三人がゆっくり音のしたほうへ顔を向ける。
「そこの三人、ちょっとうるさいんで……。黙ってくれません……?」
真白が静かに三人を睨んだ。鋭い眼光はまるで獲物を狩ろうとせんばかりにぎらついている。このまま機嫌を損ねさせれば確実に狩られる気がした。

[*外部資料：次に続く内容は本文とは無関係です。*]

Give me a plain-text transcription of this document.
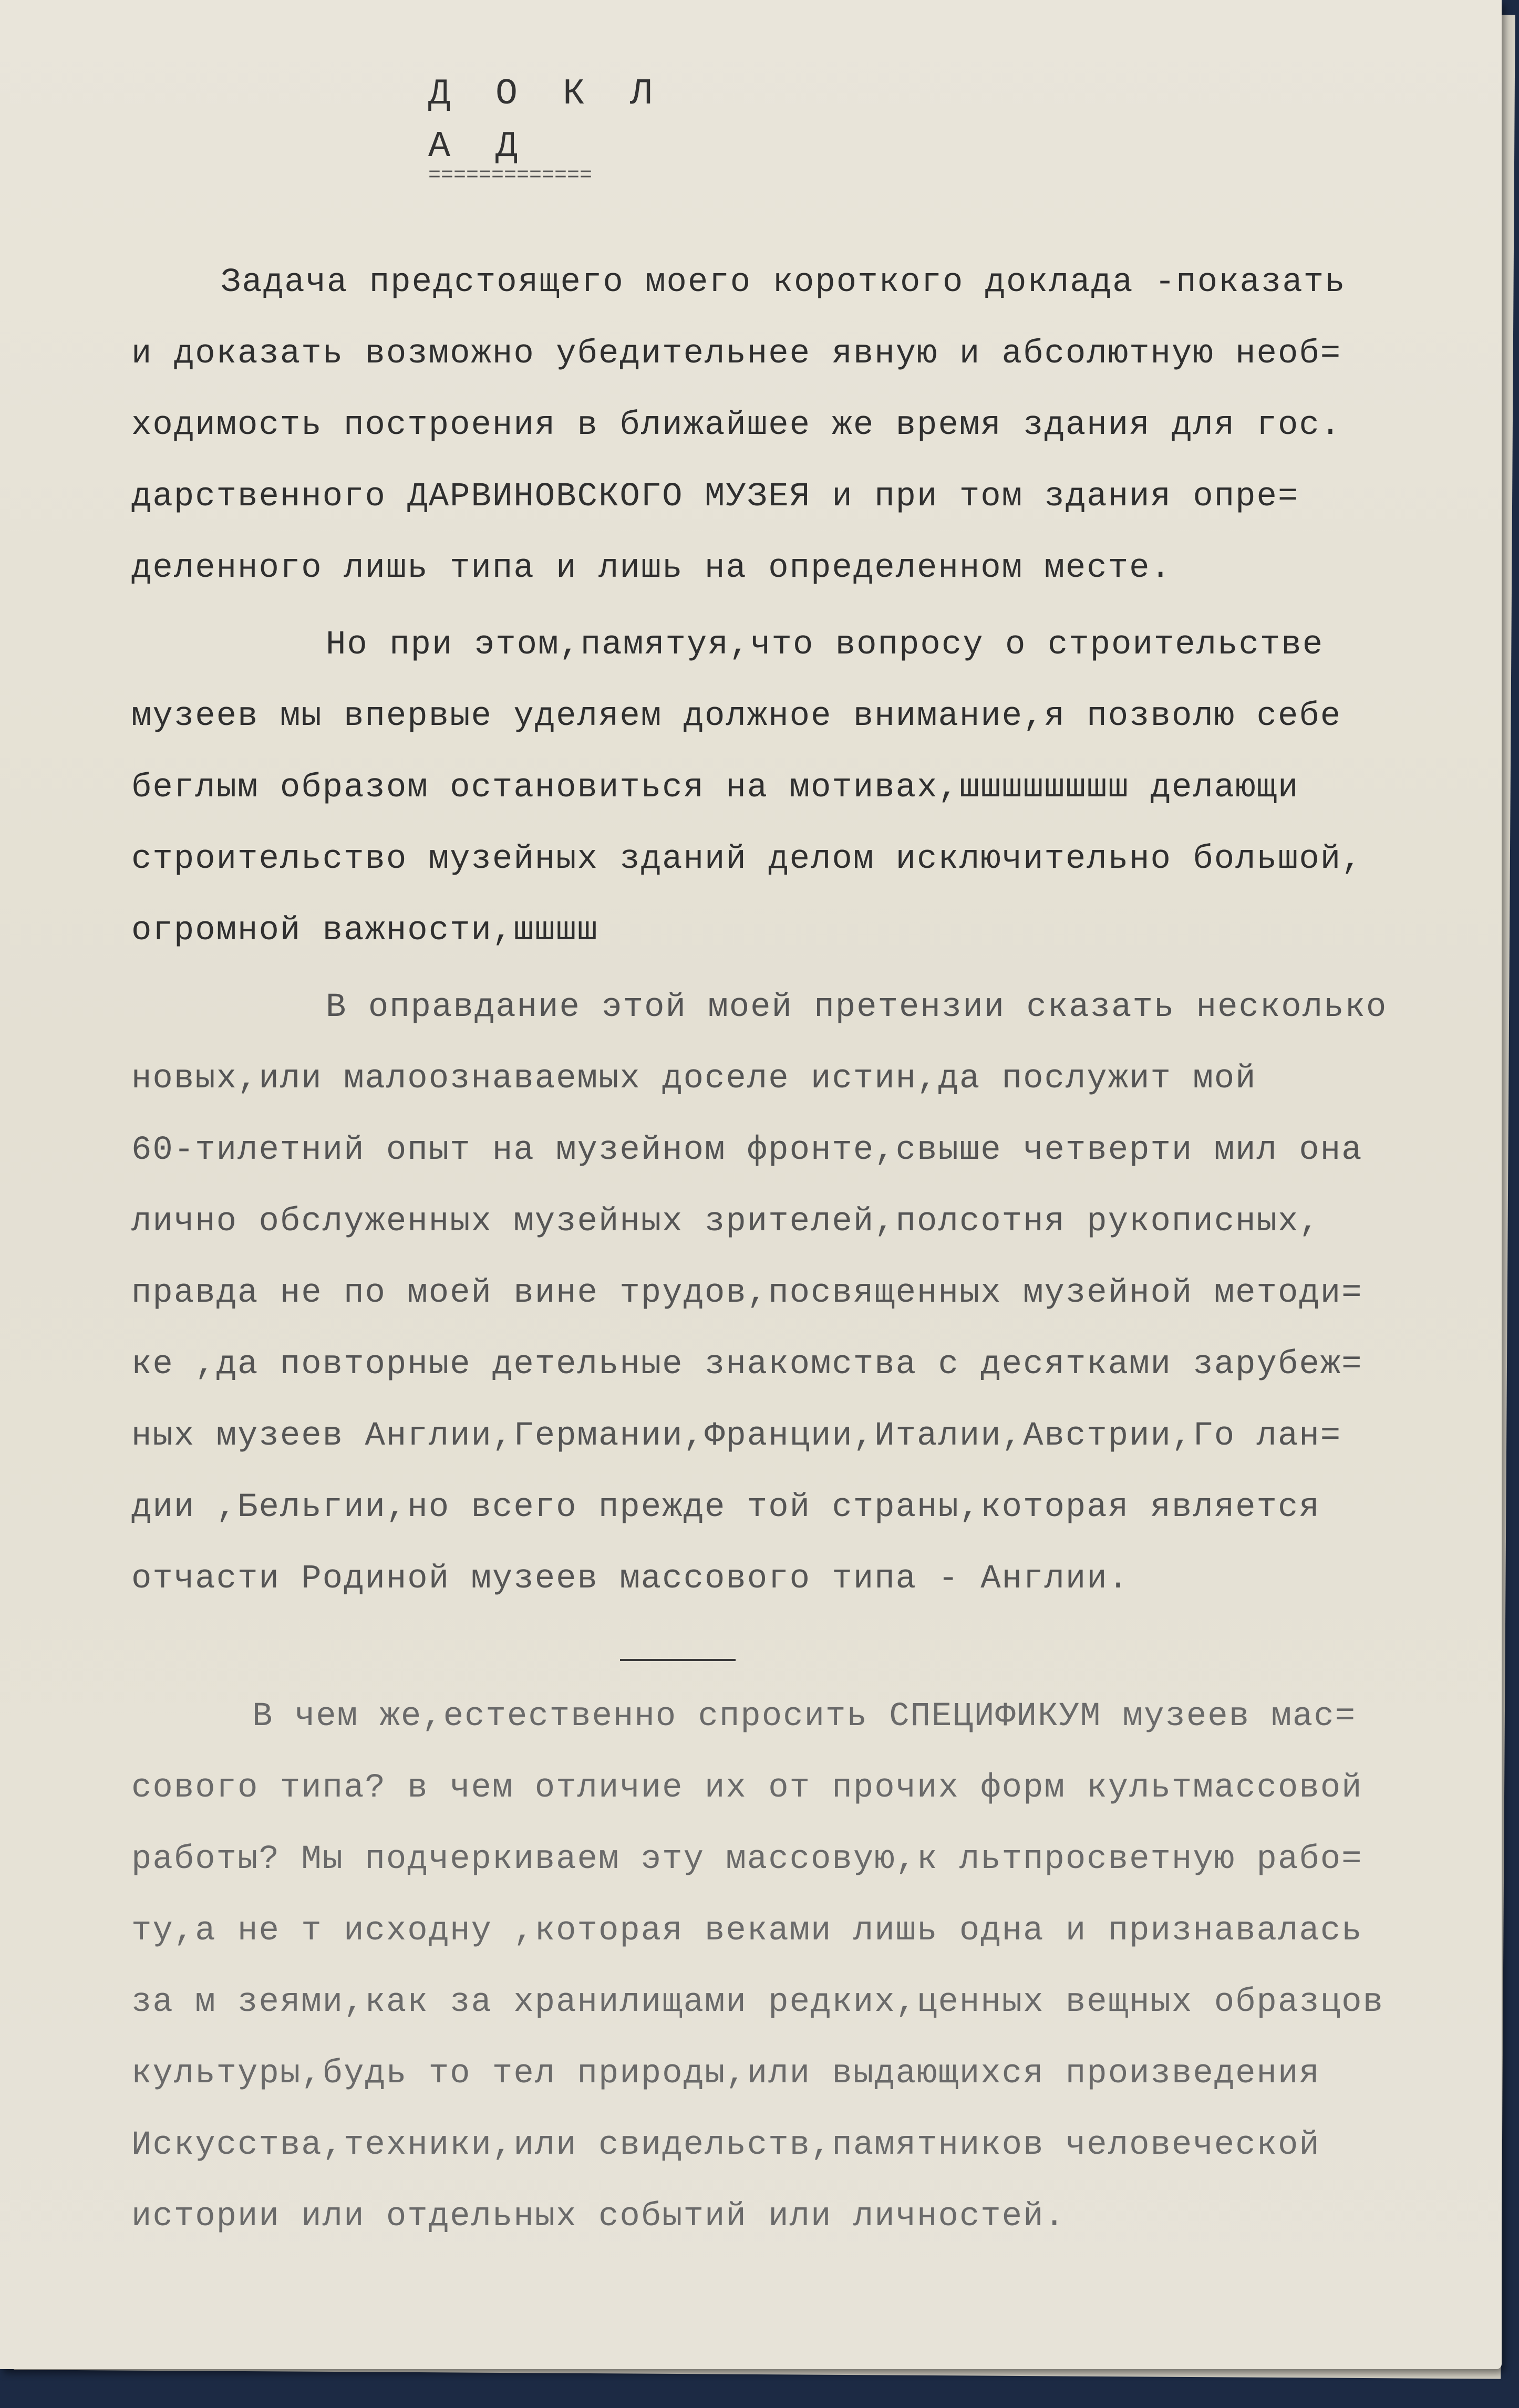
Д О К Л А Д
=============
Задача предстоящего моего короткого доклада -показать
и доказать возможно убедительнее явную и абсолютную необ=
ходимость построения в ближайшее же время здания для гос.
дарственного ДАРВИНОВСКОГО МУЗЕЯ и при том здания опре=
деленного лишь типа и лишь на определенном месте.
Но при этом,памятуя,что вопросу о строительстве
музеев мы впервые уделяем должное внимание,я позволю себе
беглым образом остановиться на мотивах,шшшшшшшш делающи
строительство музейных зданий делом исключительно большой,
огромной важности,шшшш
В оправдание этой моей претензии сказать несколько
новых,или малоознаваемых доселе истин,да послужит мой
60-тилетний опыт на музейном фронте,свыше четверти мил она
лично обслуженных музейных зрителей,полсотня рукописных,
правда не по моей вине трудов,посвященных музейной методи=
ке ,да повторные детельные знакомства с десятками зарубеж=
ных музеев Англии,Германии,Франции,Италии,Австрии,Го лан=
дии ,Бельгии,но всего прежде той страны,которая является
отчасти Родиной музеев массового типа - Англии.
В чем же,естественно спросить СПЕЦИФИКУМ музеев мас=
сового типа? в чем отличие их от прочих форм культмассовой
работы? Мы подчеркиваем эту массовую,к льтпросветную рабо=
ту,а не т исходну ,которая веками лишь одна и признавалась
за м зеями,как за хранилищами редких,ценных вещных образцов
культуры,будь то тел природы,или выдающихся произведения
Искусства,техники,или свидельств,памятников человеческой
истории или отдельных событий или личностей.
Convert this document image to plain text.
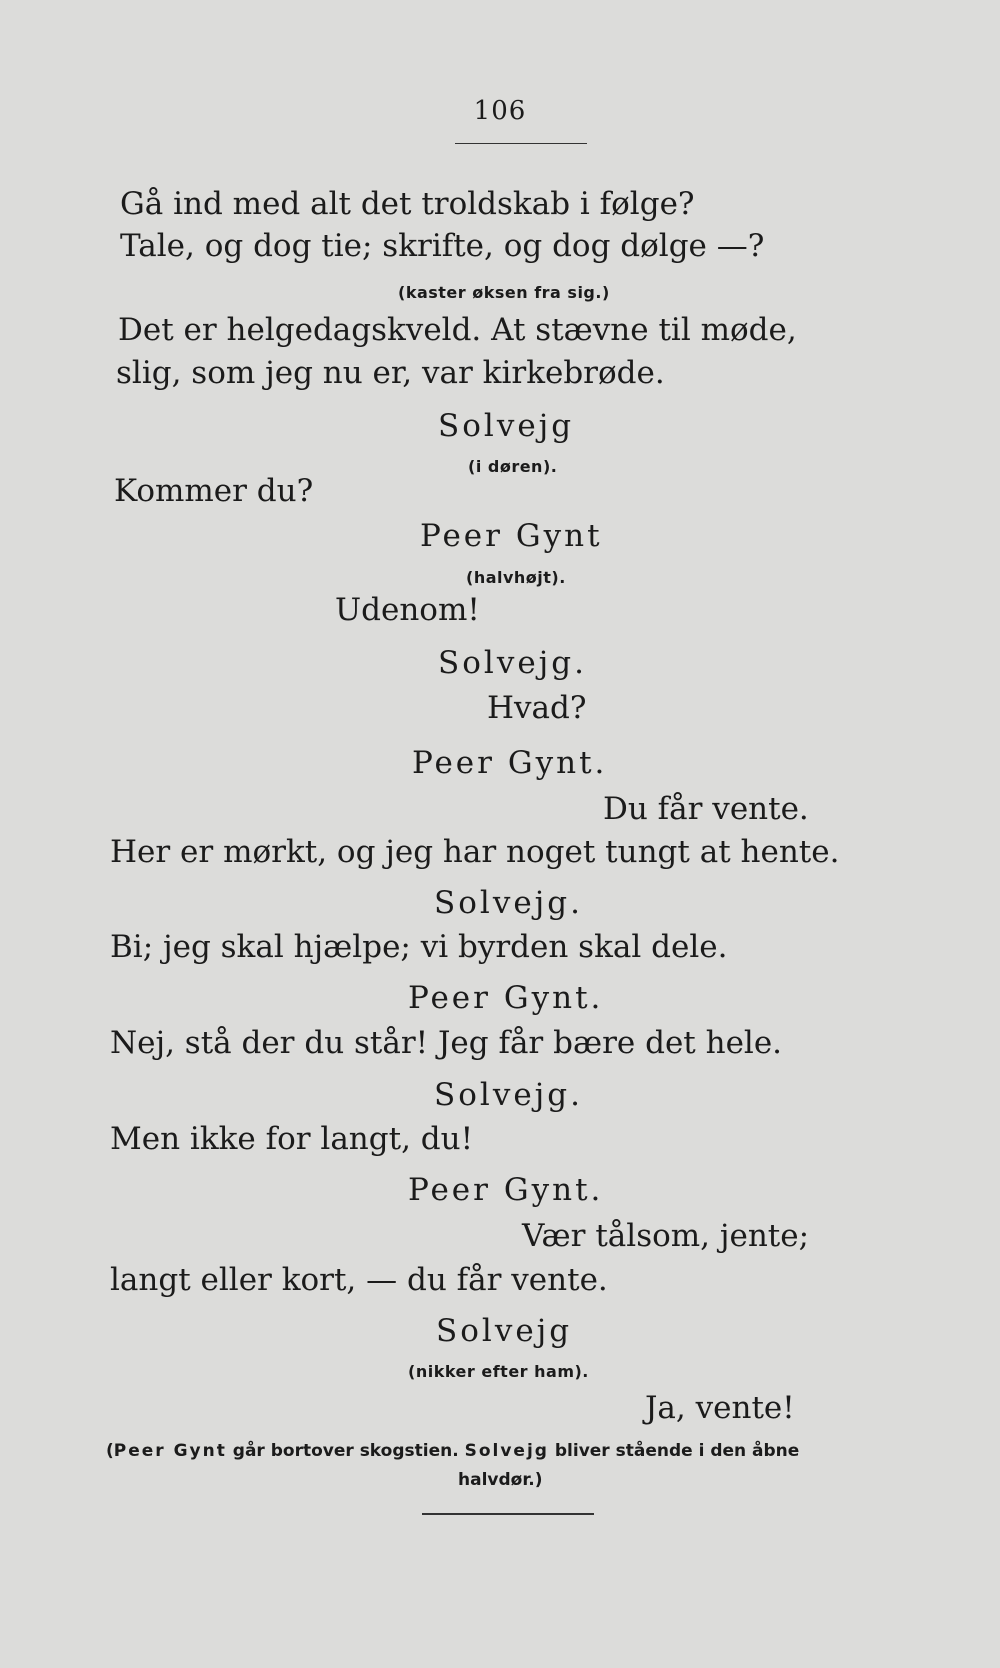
106
Gå ind med alt det troldskab i følge?
Tale, og dog tie; skrifte, og dog dølge —?
(kaster øksen fra sig.)
Det er helgedagskveld. At stævne til møde,
slig, som jeg nu er, var kirkebrøde.
Solvejg
(i døren).
Kommer du?
Peer Gynt
(halvhøjt).
Udenom!
Solvejg.
Hvad?
Peer Gynt.
Du får vente.
Her er mørkt, og jeg har noget tungt at hente.
Solvejg.
Bi; jeg skal hjælpe; vi byrden skal dele.
Peer Gynt.
Nej, stå der du står! Jeg får bære det hele.
Solvejg.
Men ikke for langt, du!
Peer Gynt.
Vær tålsom, jente;
langt eller kort, — du får vente.
Solvejg
(nikker efter ham).
Ja, vente!
(Peer Gynt går bortover skogstien. Solvejg bliver stående i den åbne
halvdør.)
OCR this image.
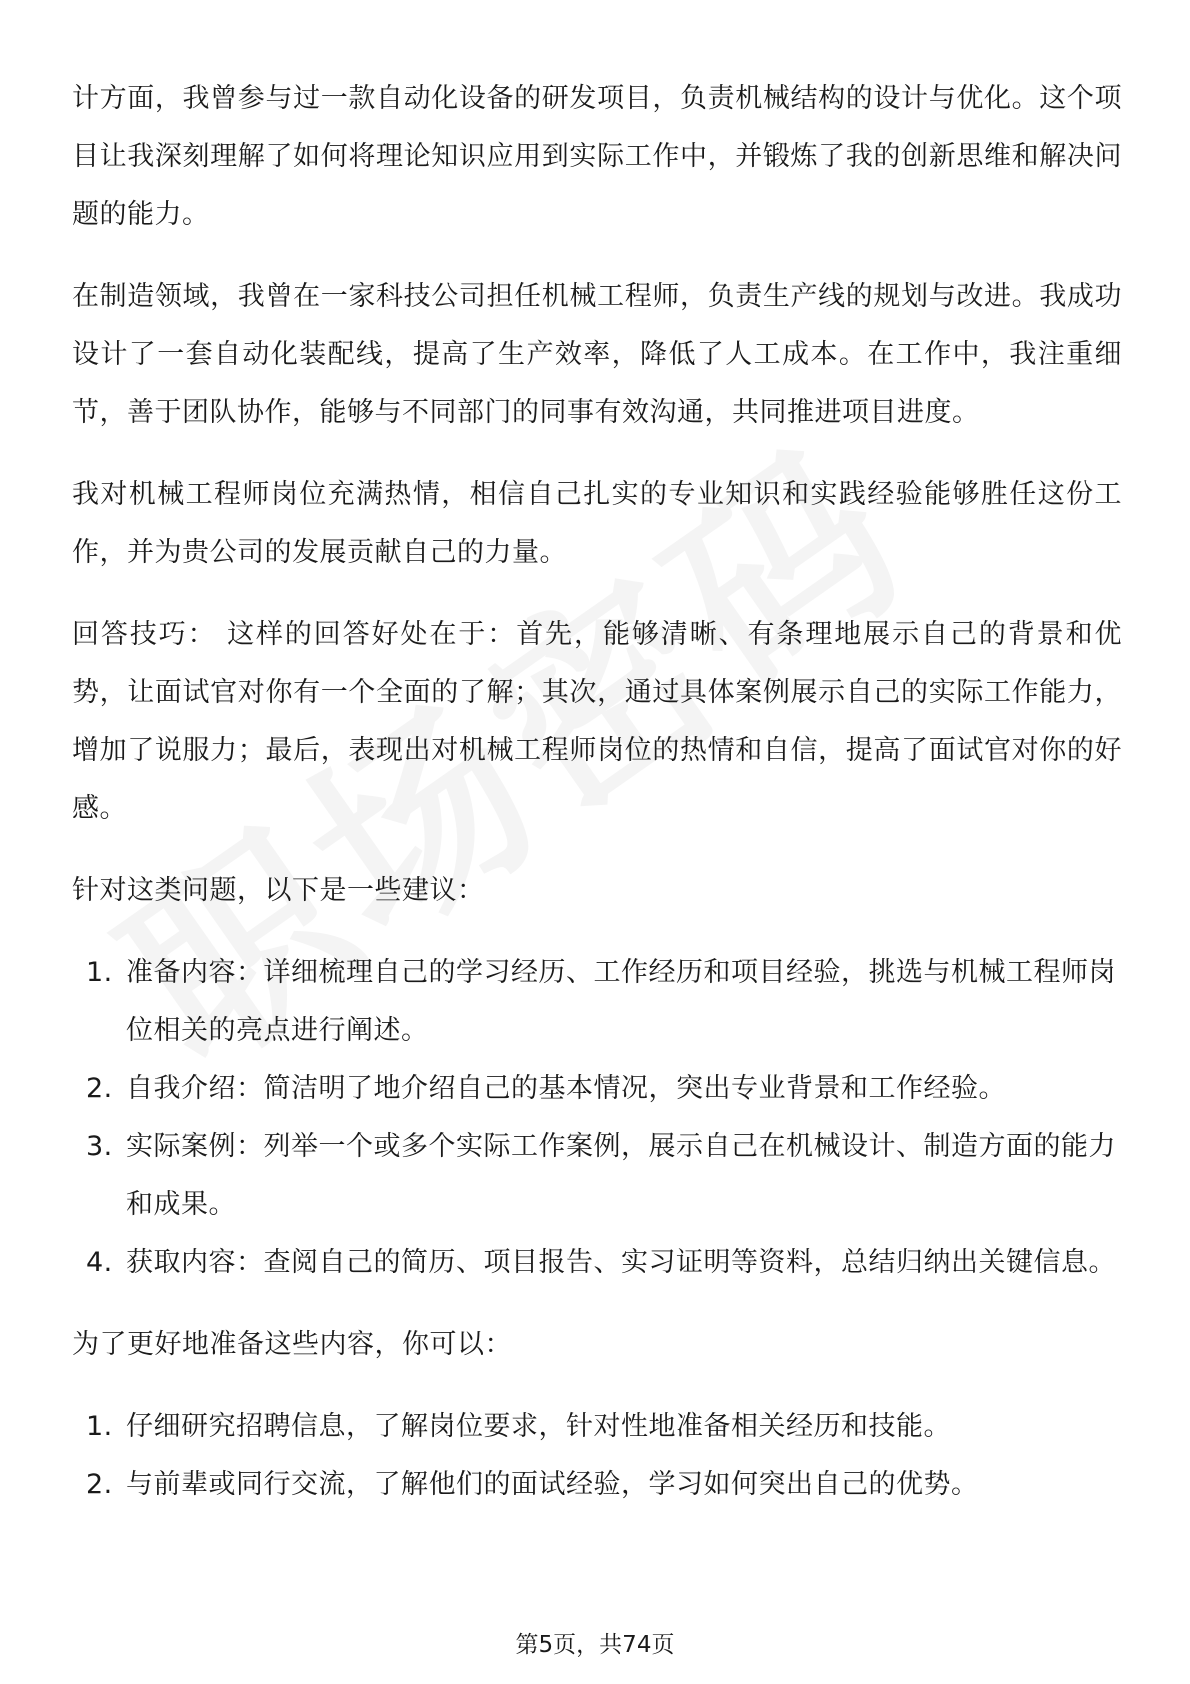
计方面，我曾参与过一款自动化设备的研发项目，负责机械结构的设计与优化。这个项目让我深刻理解了如何将理论知识应用到实际工作中，并锻炼了我的创新思维和解决问题的能力。

在制造领域，我曾在一家科技公司担任机械工程师，负责生产线的规划与改进。我成功设计了一套自动化装配线，提高了生产效率，降低了人工成本。在工作中，我注重细节，善于团队协作，能够与不同部门的同事有效沟通，共同推进项目进度。

我对机械工程师岗位充满热情，相信自己扎实的专业知识和实践经验能够胜任这份工作，并为贵公司的发展贡献自己的力量。

回答技巧： 这样的回答好处在于：首先，能够清晰、有条理地展示自己的背景和优势，让面试官对你有一个全面的了解；其次，通过具体案例展示自己的实际工作能力，增加了说服力；最后，表现出对机械工程师岗位的热情和自信，提高了面试官对你的好感。

针对这类问题，以下是一些建议：

1. 准备内容：详细梳理自己的学习经历、工作经历和项目经验，挑选与机械工程师岗位相关的亮点进行阐述。
2. 自我介绍：简洁明了地介绍自己的基本情况，突出专业背景和工作经验。
3. 实际案例：列举一个或多个实际工作案例，展示自己在机械设计、制造方面的能力和成果。
4. 获取内容：查阅自己的简历、项目报告、实习证明等资料，总结归纳出关键信息。

为了更好地准备这些内容，你可以：

1. 仔细研究招聘信息，了解岗位要求，针对性地准备相关经历和技能。
2. 与前辈或同行交流，了解他们的面试经验，学习如何突出自己的优势。
第5页，共74页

「もうー、ツンデレなんだからー。うちの萌えキャラクターにでもなるつもりかねー?」
「ツンデレ……? 私にデレはありませんが……?」
「ツンオンリーですか!? 適度にデレないと取っ付きにくい人になっちゃうよ! いいよ、お嫁においで。わたしが貰ってあげる。萌え要素バンザイ!」
蒼が萌え萌え叫んで真白に抱きつく。そこで無表情の真白に珍しく変化が生まれた。眉間に、しわが寄っている。
「ぶっ!」
蒼の顔に本がぶち当たる。近くにいた紅洋と大和にはそんなモーション微塵も見えなかった。ゆえに真白は二人の動体視力を超えた動きをした。一瞬紅洋と大和に殺気が向けられると、本と共に弁当箱が至近距離から投げられた。これにもモーションは見えない。
「がっ!」
弁当箱は見事大和にクリーンヒット。本は紅洋に難なくキャッチされた。
「これって感動モノの小説じゃん。俺も読んだことあるけど、あんたが読むのか……?」
「私が泣ける小説を読むのは変ですか……?」
「変じゃないけど。……泣くの?」
核心をついた。無表情さんが泣くとは考えにくい。それよりも全く想像がつかない。
「失礼ですね……。私だって感動くらいします……。……泣きませんけど」
「結局泣かないのか……。まあ、泣く泣かないは人それぞれだからアレだけど、もうちょっと表情豊かにしてもいいんじゃないか?」
「……考えておきます。では私は続きに集中するので、どうぞお話は離れたところで」
本を取り戻すなりシートに戻っていった。残骸を残して。